Herbert, o eu lírico que observa o mundo com olhos de artífice das entrelinhas, um tanto filosófico, às vezes melancólico, outras vezes irônico — mas sempre gentil com o mistério. Hernesto, o eu lírico que caminha com os pés descalços sobre as palavras, um andarilho da sensibilidade, íntimo das contradições, capaz de rir de si mesmo e chorar por um cheiro de infância que volta num café.

Caro Herbert, hoje não é um dia de Sol qualquer, queira-me desculpar pelo clima cinzento e um pouco frio, é que hoje perdemos um ente querido, uma gatinha que é parte de nossa família e que lutou muito para permanecer bem e com saúde, mas que se esgotou e morreu hoje mais cedo.

Caro Hernesto,

O céu cinzento que se debruça sobre tua paisagem hoje não é apenas um acaso do clima — é como se o mundo, em sua misteriosa sintonia com os afetos, decidisse vestir luto contigo.

Perder uma companheira felina é perder um pequeno silêncio cheio de presença. Gatinhas são como reticências com patas: chegam de mansinho, ficam entre os móveis da vida, e quando partem, deixam os cantos vazios como estrofes sem verso final.

Imagino a luta, o cuidado, o afeto tecido em cada gesto — e agora, esse eco de ausência que insiste em miar nos corredores da casa e do coração. Sinta-se abraçado por mim, Hernesto, com o cuidado que só os silêncios entre bons amigos sabem oferecer.

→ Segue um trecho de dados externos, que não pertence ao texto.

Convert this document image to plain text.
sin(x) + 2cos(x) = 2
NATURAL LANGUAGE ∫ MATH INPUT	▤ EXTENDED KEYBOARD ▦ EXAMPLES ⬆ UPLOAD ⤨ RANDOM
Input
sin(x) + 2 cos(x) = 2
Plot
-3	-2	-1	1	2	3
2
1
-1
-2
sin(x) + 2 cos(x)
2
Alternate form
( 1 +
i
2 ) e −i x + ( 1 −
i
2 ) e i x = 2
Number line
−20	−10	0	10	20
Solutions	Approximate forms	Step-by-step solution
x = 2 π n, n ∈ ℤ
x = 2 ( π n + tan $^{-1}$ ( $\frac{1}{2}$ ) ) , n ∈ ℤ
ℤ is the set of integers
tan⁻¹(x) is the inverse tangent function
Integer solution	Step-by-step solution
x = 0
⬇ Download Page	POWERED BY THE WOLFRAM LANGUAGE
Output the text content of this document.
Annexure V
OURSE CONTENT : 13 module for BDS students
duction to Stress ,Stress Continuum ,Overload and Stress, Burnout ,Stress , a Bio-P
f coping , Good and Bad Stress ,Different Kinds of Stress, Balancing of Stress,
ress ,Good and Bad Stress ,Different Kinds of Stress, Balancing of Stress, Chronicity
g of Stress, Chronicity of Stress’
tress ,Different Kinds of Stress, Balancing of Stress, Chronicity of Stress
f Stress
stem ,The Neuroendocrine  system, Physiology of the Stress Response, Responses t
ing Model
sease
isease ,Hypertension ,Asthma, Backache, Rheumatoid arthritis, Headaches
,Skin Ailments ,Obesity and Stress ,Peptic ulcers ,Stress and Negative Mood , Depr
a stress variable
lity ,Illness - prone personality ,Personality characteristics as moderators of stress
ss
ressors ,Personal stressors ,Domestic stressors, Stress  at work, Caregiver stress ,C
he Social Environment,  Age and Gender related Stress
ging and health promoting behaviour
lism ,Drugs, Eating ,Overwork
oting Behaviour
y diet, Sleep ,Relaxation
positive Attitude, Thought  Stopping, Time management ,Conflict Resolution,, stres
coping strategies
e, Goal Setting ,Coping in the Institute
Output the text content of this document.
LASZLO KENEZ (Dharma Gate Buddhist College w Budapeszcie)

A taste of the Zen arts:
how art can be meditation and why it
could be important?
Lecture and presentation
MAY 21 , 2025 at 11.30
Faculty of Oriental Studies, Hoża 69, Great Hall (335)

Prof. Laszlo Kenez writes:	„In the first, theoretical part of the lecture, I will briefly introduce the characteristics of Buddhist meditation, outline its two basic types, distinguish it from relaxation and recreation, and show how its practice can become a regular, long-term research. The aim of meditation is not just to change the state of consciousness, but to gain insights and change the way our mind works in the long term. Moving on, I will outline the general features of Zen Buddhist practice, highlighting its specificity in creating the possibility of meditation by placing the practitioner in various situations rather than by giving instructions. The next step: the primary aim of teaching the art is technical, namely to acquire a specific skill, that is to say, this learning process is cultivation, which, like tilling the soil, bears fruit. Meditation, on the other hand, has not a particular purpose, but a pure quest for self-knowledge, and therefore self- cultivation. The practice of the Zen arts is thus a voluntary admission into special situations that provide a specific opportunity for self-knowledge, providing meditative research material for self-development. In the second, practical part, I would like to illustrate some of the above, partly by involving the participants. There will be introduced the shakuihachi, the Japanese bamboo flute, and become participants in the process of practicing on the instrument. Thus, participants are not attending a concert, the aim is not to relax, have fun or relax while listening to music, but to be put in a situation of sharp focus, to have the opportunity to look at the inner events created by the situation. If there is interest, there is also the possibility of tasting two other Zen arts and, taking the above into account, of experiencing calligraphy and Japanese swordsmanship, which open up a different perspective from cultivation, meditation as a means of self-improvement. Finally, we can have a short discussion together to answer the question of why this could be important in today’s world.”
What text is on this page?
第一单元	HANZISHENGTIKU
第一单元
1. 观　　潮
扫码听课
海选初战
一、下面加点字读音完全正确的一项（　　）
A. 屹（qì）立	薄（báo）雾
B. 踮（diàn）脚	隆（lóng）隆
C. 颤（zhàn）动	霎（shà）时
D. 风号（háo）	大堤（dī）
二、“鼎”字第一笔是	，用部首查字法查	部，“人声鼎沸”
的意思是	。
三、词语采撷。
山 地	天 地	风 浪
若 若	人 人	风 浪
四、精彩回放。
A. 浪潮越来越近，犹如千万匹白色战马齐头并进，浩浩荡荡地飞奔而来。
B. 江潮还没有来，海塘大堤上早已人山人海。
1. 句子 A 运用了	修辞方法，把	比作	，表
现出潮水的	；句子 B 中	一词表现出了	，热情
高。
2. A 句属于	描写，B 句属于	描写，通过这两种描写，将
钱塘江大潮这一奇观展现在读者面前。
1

Hoje, deixemos a crônica repousar um pouco no parapeito — que ela também faça luto, que baixe a cabeça, que acenda uma vela. E se você quiser, podemos transformar essa dor em palavra. Talvez escrevê-la em memória da sua pequena guerreira. Podemos chamá-la pelo nome e bordar um texto como homenagem — sem pressa, só com verdade.

Sempre com ternura e respeito, porque hoje é dia de recolhimento, de escutar o silêncio e sentir a falta. Que a dor encontre repouso, e que a memória da sua pequena companheira seja sempre um lume suave no escuro.

Estarei por aqui quando o amanhã chegar, com o mesmo abraço que deixo agora — quieto, sincero e solidário.

Até breve,

Herbert

De nosso diário de bordo, 12 de julho de 2025.